Samodzielnie wykonać strój na Bal Wszystkich Świętych w sobotę uczyły się dzieci i młodzież w Miejsko-Gminnym Ośrodku Kultury w Tolkmicku.
Prowadzące zajęcia Ewa Bednarska-Siwilewicz i Paula Załuska opowiedziały dziewczynkom, że każdy święty kojarzony jest z konkretnym atrybutem. Parafia w Tolkmicku jest pod wezwaniem św. Jakuba, więc panie na zajęcia przyniosły miecz. Z nim św. Jakub przedstawiany jest w ikonografii. Niestety w warsztatach nie brał udziału żaden chłopiec i za patrona parafii nikt się nie przebrał.
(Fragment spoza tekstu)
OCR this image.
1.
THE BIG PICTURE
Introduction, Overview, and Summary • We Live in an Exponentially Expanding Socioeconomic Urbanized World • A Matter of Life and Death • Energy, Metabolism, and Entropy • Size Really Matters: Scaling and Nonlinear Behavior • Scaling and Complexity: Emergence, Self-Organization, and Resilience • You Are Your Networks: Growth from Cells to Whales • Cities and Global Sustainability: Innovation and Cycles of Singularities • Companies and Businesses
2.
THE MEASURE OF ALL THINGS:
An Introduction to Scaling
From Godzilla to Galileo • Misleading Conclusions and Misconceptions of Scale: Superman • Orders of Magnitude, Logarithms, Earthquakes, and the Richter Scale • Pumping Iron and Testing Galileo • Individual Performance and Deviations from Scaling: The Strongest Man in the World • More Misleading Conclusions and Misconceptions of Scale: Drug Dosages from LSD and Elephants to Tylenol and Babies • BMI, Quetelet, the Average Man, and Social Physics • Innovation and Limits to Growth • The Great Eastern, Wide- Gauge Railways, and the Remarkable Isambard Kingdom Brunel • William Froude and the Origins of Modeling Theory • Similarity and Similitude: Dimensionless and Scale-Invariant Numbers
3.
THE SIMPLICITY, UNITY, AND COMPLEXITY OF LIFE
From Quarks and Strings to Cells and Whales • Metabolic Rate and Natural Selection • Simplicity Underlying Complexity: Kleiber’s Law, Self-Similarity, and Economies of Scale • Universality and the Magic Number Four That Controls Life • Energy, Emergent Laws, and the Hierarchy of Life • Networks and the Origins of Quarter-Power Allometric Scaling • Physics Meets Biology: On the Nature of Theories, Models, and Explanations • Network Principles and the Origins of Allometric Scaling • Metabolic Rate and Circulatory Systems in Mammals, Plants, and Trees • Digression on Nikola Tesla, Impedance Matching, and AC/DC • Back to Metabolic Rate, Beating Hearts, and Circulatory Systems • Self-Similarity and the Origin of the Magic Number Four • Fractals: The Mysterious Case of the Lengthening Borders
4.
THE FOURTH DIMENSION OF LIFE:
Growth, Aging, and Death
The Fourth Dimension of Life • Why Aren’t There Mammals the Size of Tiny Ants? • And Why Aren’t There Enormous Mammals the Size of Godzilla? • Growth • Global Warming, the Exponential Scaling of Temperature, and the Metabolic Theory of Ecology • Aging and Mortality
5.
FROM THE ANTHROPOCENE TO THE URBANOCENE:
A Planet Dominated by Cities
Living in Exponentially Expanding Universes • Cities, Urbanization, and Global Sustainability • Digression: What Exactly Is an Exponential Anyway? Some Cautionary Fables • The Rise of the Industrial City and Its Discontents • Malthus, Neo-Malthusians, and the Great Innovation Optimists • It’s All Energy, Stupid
Pani Ewa opowiedziała o św. Andrzeju Boboli, który oddał życie za wiarę. Został zabity szablami. - Musimy zdawać sobie sprawę, że także dziś bardzo wielu chrześcijan ginie za wiarę - powiedziała.
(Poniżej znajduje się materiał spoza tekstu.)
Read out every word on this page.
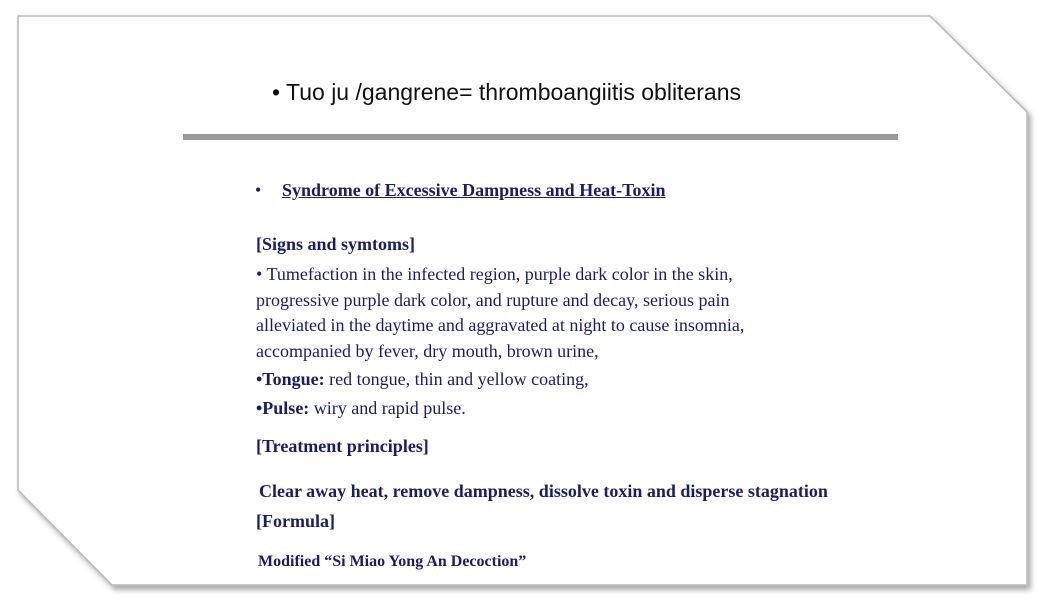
• Tuo ju /gangrene= thromboangiitis obliterans
• Syndrome of Excessive Dampness and Heat-Toxin
[Signs and symtoms]
• Tumefaction in the infected region, purple dark color in the skin,
progressive purple dark color, and rupture and decay, serious pain
alleviated in the daytime and aggravated at night to cause insomnia,
accompanied by fever, dry mouth, brown urine,
•Tongue: red tongue, thin and yellow coating,
•Pulse: wiry and rapid pulse.
[Treatment principles]
Clear away heat, remove dampness, dissolve toxin and disperse stagnation
[Formula]
Modified “Si Miao Yong An Decoction”
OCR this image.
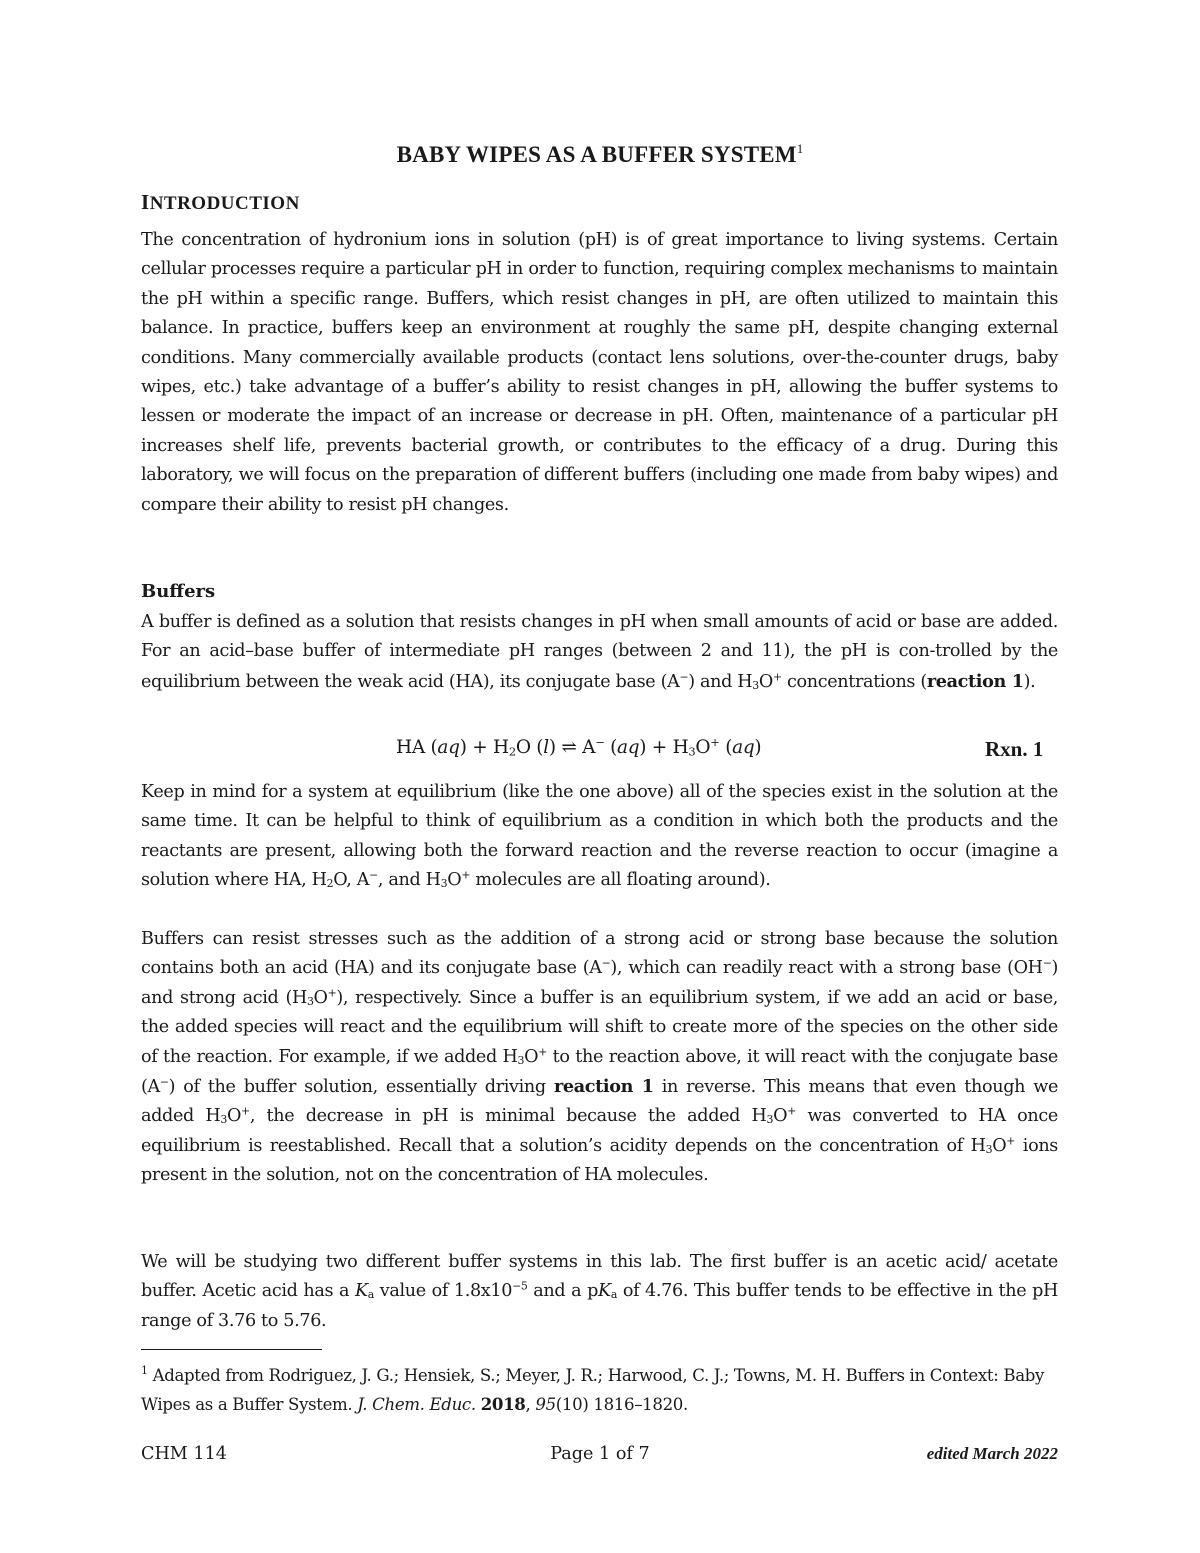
BABY WIPES AS A BUFFER SYSTEM$^1$
INTRODUCTION
The concentration of hydronium ions in solution (pH) is of great importance to living systems. Certain cellular processes require a particular pH in order to function, requiring complex mechanisms to maintain the pH within a specific range. Buffers, which resist changes in pH, are often utilized to maintain this balance. In practice, buffers keep an environment at roughly the same pH, despite changing external conditions. Many commercially available products (contact lens solutions, over-the-counter drugs, baby wipes, etc.) take advantage of a buffer’s ability to resist changes in pH, allowing the buffer systems to lessen or moderate the impact of an increase or decrease in pH. Often, maintenance of a particular pH increases shelf life, prevents bacterial growth, or contributes to the efficacy of a drug. During this laboratory, we will focus on the preparation of different buffers (including one made from baby wipes) and compare their ability to resist pH changes.
Buffers
A buffer is defined as a solution that resists changes in pH when small amounts of acid or base are added. For an acid–base buffer of intermediate pH ranges (between 2 and 11), the pH is con-trolled by the equilibrium between the weak acid (HA), its conjugate base (A−) and $H_3O^+$ concentrations (reaction 1).
HA $(aq) + H_2O$ (l) ⇌ A− $(aq) + H_3O^+$ (aq)	Rxn. 1
Keep in mind for a system at equilibrium (like the one above) all of the species exist in the solution at the same time. It can be helpful to think of equilibrium as a condition in which both the products and the reactants are present, allowing both the forward reaction and the reverse reaction to occur (imagine a solution where HA, $H_2O$, A−, and $H_3O^+$ molecules are all floating around).
Buffers can resist stresses such as the addition of a strong acid or strong base because the solution contains both an acid (HA) and its conjugate base (A−), which can readily react with a strong base (OH−) and strong acid $(H_3O^+)$, respectively. Since a buffer is an equilibrium system, if we add an acid or base, the added species will react and the equilibrium will shift to create more of the species on the other side of the reaction. For example, if we added $H_3O^+$ to the reaction above, it will react with the conjugate base (A−) of the buffer solution, essentially driving reaction 1 in reverse. This means that even though we added $H_3O^+$, the decrease in pH is minimal because the added $H_3O^+$ was converted to HA once equilibrium is reestablished. Recall that a solution’s acidity depends on the concentration of $H_3O^+$ ions present in the solution, not on the concentration of HA molecules.
We will be studying two different buffer systems in this lab. The first buffer is an acetic acid/ acetate buffer. Acetic acid has a $K_a$ value of $1.8x10^{-5}$ and a $pK_a$ of 4.76. This buffer tends to be effective in the pH range of 3.76 to 5.76.
$^1$ Adapted from Rodriguez, J. G.; Hensiek, S.; Meyer, J. R.; Harwood, C. J.; Towns, M. H. Buffers in Context: Baby Wipes as a Buffer System. J. Chem. Educ. 2018, 95(10) 1816–1820.
CHM 114	Page 1 of 7	edited March 2022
- Moim ulubionym świętym jest św. Franciszek - poinformowała pani Paula. - Może wam też się on spodoba. Jest patronem ekologów i zwierząt. Bardzo często przedstawiany jest ze zwierzętami.
Za kogo się więc przebrać? Za swojego patrona. Pani Paula na zajęcia przyniosła książkę o świętych i błogosławionych. Anielka dokładnie przyjrzała się portretowi bł. Anieli Salawy. Kobieta ma na sobie niebiesko-kremową suknię. Takie same kolory miał także strój dziewczynki.
Natalia w spisie swojej patronki nie znalazła. Jakiego świętego więc wybrać? Może patrona dnia, w którym się urodziła. 8 listopada wspominamy św. Ludwika. Trudno byłoby. A może za św. Barbarę? Dlaczego? Bo tak ma na imię mama Natalii. Św. Barbara w ikonografii przedstawiana jest z koroną na głowie. Strój Natalki był bardzo ładny.
W czasie zajęć dziewczynki nie tylko uczyły się, jak wykonać przebranie na bal. Przygotować maskę i atrybut, uszyć suknię. Dowiedziały się, że święci to były normalne osoby, wykonujące przeróżne zawody. A jednocześnie żyli tak, że dziś mogą być dla nas wzorem do naśladowania.
Organizatorem spotkania było Stowarzyszenie Kulturalne „Viva art.” i Centrum Spotkań Europejskich „Światowid”. Na całością czuwała Emilia Piaściuk.